Mais une fois de plus, Albert Ducrocq ne se limite pas aux perspectives technologiques, aussi passionnantes soient-elles. Le centre d’intérêt essentiel reste pour lui l’homme, et ceci l’amène à consacrer plusieurs chapitres à des sujets nous concernant au premier chef  : l’emploi - la nouvelle économie - la monnaie.
Et là, Albert Ducrocq ne tergiverse pas, ne biaise pas. Jugez-en plutôt par les quelques extraits et résumés suivants :

sur l’emploi
Pages 165 et 166
« L’inanité de l’emploi pour l’emploi avait autrefois été dénoncé par Jacques Duboin. A ceux qui lui rapportaient l’interdiction faite par une municipalité à des terrassiers de recourir à des bennes, de sorte qu’il avait été possible d’employer beaucoup plus de travailleurs utilisant des pelles, l’inventeur de l’économie distributive avait fait remarquer, non sans un certain humour noir, que l’on aurait engagé des personnes en nombre plus grand encore si on leur avait donné des petites cuillères pour accomplir leur tâche. Vous souriez ? Or, au cours dés années écoulées, on a parfois distribué beaucoup de cuillères ».

sur la monnaie
Pages 273 à 287
Albert Ducrocq stigmatise d’abord l’erreur consistant à voir dans la monnaie une entité ayant une existence propre, indépendante de l’activité économique et industrielle : les réalités, dit-il, sont économiques. Dans l’absolu une société aussi évoluée que la nôtre pourrait fonctionner sans aucune monnaie.

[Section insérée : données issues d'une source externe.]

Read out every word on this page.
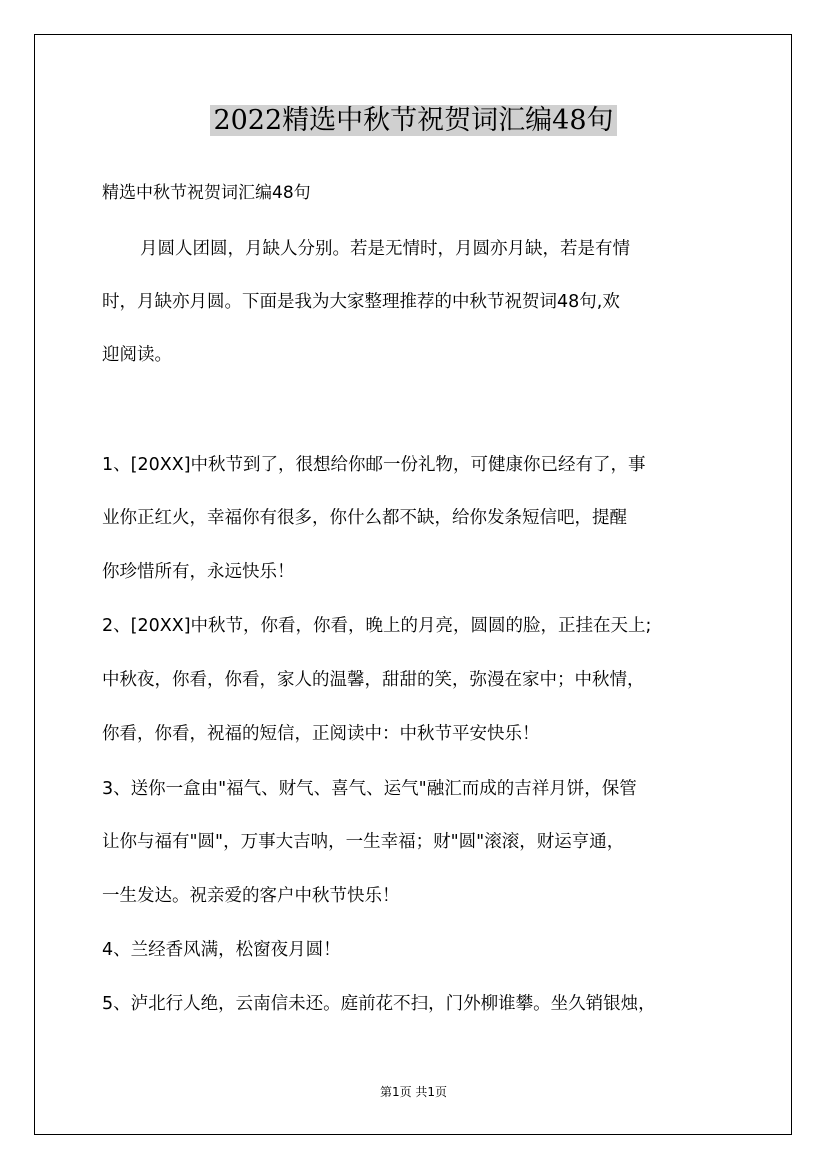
2022精选中秋节祝贺词汇编48句
精选中秋节祝贺词汇编48句
月圆人团圆，月缺人分别。若是无情时，月圆亦月缺，若是有情
时，月缺亦月圆。下面是我为大家整理推荐的中秋节祝贺词48句,欢
迎阅读。
1、[20XX]中秋节到了，很想给你邮一份礼物，可健康你已经有了，事
业你正红火，幸福你有很多，你什么都不缺，给你发条短信吧，提醒
你珍惜所有，永远快乐！
2、[20XX]中秋节，你看，你看，晚上的月亮，圆圆的脸，正挂在天上;
中秋夜，你看，你看，家人的温馨，甜甜的笑，弥漫在家中；中秋情，
你看，你看，祝福的短信，正阅读中：中秋节平安快乐！
3、送你一盒由"福气、财气、喜气、运气"融汇而成的吉祥月饼，保管
让你与福有"圆"，万事大吉呐，一生幸福；财"圆"滚滚，财运亨通，
一生发达。祝亲爱的客户中秋节快乐！
4、兰经香风满，松窗夜月圆！
5、泸北行人绝，云南信未还。庭前花不扫，门外柳谁攀。坐久销银烛，
第1页 共1页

« Comment ? Il suffirait d’imaginer que les hommes continueraient à exercer leur activité actuelle, à assurer les mêmes productions, leurs besoins étant satisfaits de la même manière mais sans aucun mouvement financier. Autrement dit la nourriture, les voyages, les objets de toute nature seraient gratuits. Nul ne toucherait de salaire et les Etats n’auraient aucune dépense interne - ils n’auraient pas à payer les fonctionnaires comme ils n’auraient aucune dépense externe dès l’instant où sur la planète tous les pays joueraient le jeu. Imaginez un instant une telle situation et posez-vous la question : qu’y aurait-il de changé ?
La réponse serait : rien. Si ce n’est que vous simplifieriez considérablement la situation, car tous ceux qui, à quelques titres, ont des professions touchant à la finance se trouveraient au repos. Il n’y aurait même pas d’allocation de chômageà leur verser puisqu’ils pourraient dans ce système prétendre continuer à bénéficier des mêmes avantages qu’aujourd’hui. De surcroît tous les individus seraient dégagés de toute préoccupation financière. Mais cela étant la machine économique pourrait tourner exactement de la même manière ».

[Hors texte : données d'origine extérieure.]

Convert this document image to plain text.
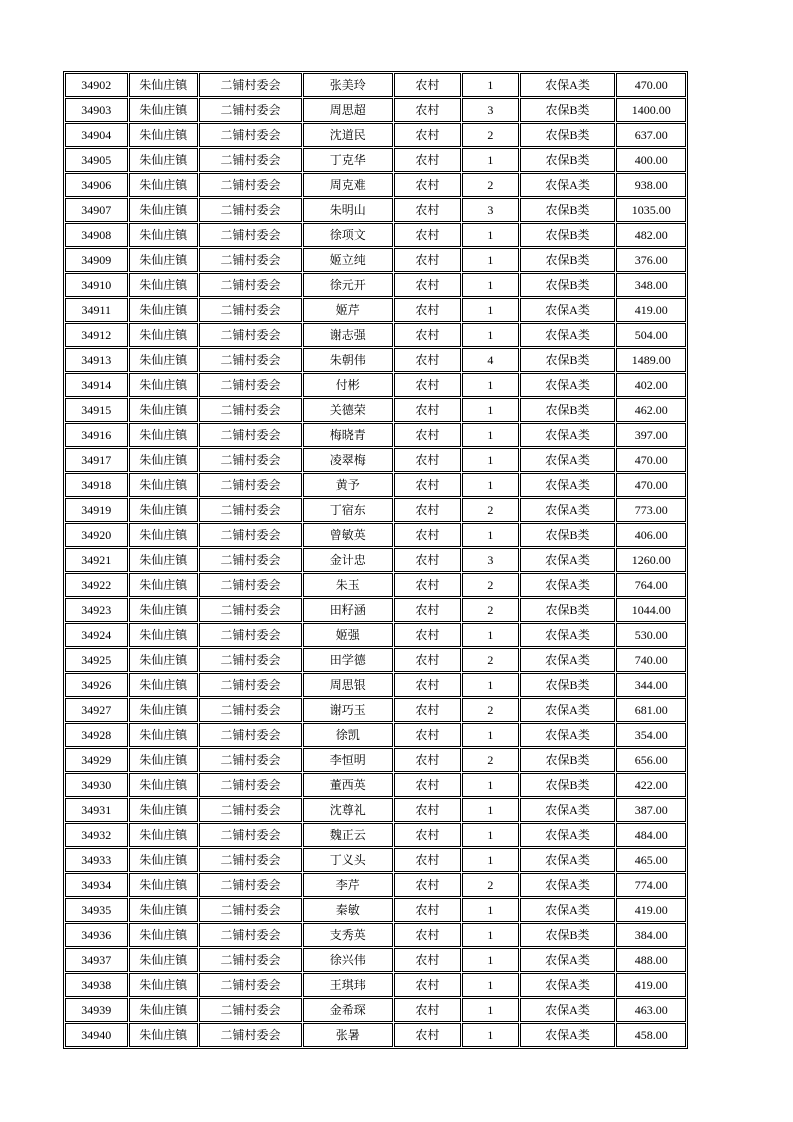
34902	朱仙庄镇	二铺村委会	张美玲	农村	1	农保A类	470.00
34903	朱仙庄镇	二铺村委会	周思超	农村	3	农保B类	1400.00
34904	朱仙庄镇	二铺村委会	沈道民	农村	2	农保B类	637.00
34905	朱仙庄镇	二铺村委会	丁克华	农村	1	农保B类	400.00
34906	朱仙庄镇	二铺村委会	周克难	农村	2	农保A类	938.00
34907	朱仙庄镇	二铺村委会	朱明山	农村	3	农保B类	1035.00
34908	朱仙庄镇	二铺村委会	徐项文	农村	1	农保B类	482.00
34909	朱仙庄镇	二铺村委会	姬立纯	农村	1	农保B类	376.00
34910	朱仙庄镇	二铺村委会	徐元开	农村	1	农保B类	348.00
34911	朱仙庄镇	二铺村委会	姬芹	农村	1	农保A类	419.00
34912	朱仙庄镇	二铺村委会	谢志强	农村	1	农保A类	504.00
34913	朱仙庄镇	二铺村委会	朱朝伟	农村	4	农保B类	1489.00
34914	朱仙庄镇	二铺村委会	付彬	农村	1	农保A类	402.00
34915	朱仙庄镇	二铺村委会	关德荣	农村	1	农保B类	462.00
34916	朱仙庄镇	二铺村委会	梅晓青	农村	1	农保A类	397.00
34917	朱仙庄镇	二铺村委会	凌翠梅	农村	1	农保A类	470.00
34918	朱仙庄镇	二铺村委会	黄予	农村	1	农保A类	470.00
34919	朱仙庄镇	二铺村委会	丁宿东	农村	2	农保A类	773.00
34920	朱仙庄镇	二铺村委会	曾敏英	农村	1	农保B类	406.00
34921	朱仙庄镇	二铺村委会	金计忠	农村	3	农保A类	1260.00
34922	朱仙庄镇	二铺村委会	朱玉	农村	2	农保A类	764.00
34923	朱仙庄镇	二铺村委会	田籽涵	农村	2	农保B类	1044.00
34924	朱仙庄镇	二铺村委会	姬强	农村	1	农保A类	530.00
34925	朱仙庄镇	二铺村委会	田学德	农村	2	农保A类	740.00
34926	朱仙庄镇	二铺村委会	周思银	农村	1	农保B类	344.00
34927	朱仙庄镇	二铺村委会	谢巧玉	农村	2	农保A类	681.00
34928	朱仙庄镇	二铺村委会	徐凯	农村	1	农保A类	354.00
34929	朱仙庄镇	二铺村委会	李恒明	农村	2	农保B类	656.00
34930	朱仙庄镇	二铺村委会	董西英	农村	1	农保B类	422.00
34931	朱仙庄镇	二铺村委会	沈尊礼	农村	1	农保A类	387.00
34932	朱仙庄镇	二铺村委会	魏正云	农村	1	农保A类	484.00
34933	朱仙庄镇	二铺村委会	丁义头	农村	1	农保A类	465.00
34934	朱仙庄镇	二铺村委会	李芹	农村	2	农保A类	774.00
34935	朱仙庄镇	二铺村委会	秦敏	农村	1	农保A类	419.00
34936	朱仙庄镇	二铺村委会	支秀英	农村	1	农保B类	384.00
34937	朱仙庄镇	二铺村委会	徐兴伟	农村	1	农保A类	488.00
34938	朱仙庄镇	二铺村委会	王琪玮	农村	1	农保A类	419.00
34939	朱仙庄镇	二铺村委会	金希琛	农村	1	农保A类	463.00
34940	朱仙庄镇	二铺村委会	张暑	农村	1	农保A类	458.00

Bien entendu, Albert Ducrocq n’emploie cette présentation que pour mieux nous faire saisir le véritable rôle de la monnaie, et ne cache pas qu’il faudrait postuler sur l’honnêteté des hommes. « C’est là, dit-il, un pieux contrat moral, peut-être concevable au sein d’une famille ou d’une collectivité dont tous les membres se connaissent, mais absolument utopique et inique à l’échelle de la planète, ou seulement d’un pays  ».
Rappelant ensuite que la somme a un sens comptable, mais est dépourvue de signification économique, il analyse le fonctionnement de la monnaie électronique et ses possibilités de décrire la vie économique en des termes suffisants pour la modéliser en direct, grâce à l’introduction dans l’ordinateur non seulement du prix de la marchandise, mais aussi du numéro de code qui la désigne.

la nouvelle économie
Pages 285 à 288
« Il y aura toutefois plus important dans la mesure où, avec la monnaie électronique, les économies devront abandonner l’actuelle formule de la redistribution au profit de la distribution.
En fait, une monnaie-jeton devrait être créée en même temps que les- biens et supprimée au moment de leur consommation.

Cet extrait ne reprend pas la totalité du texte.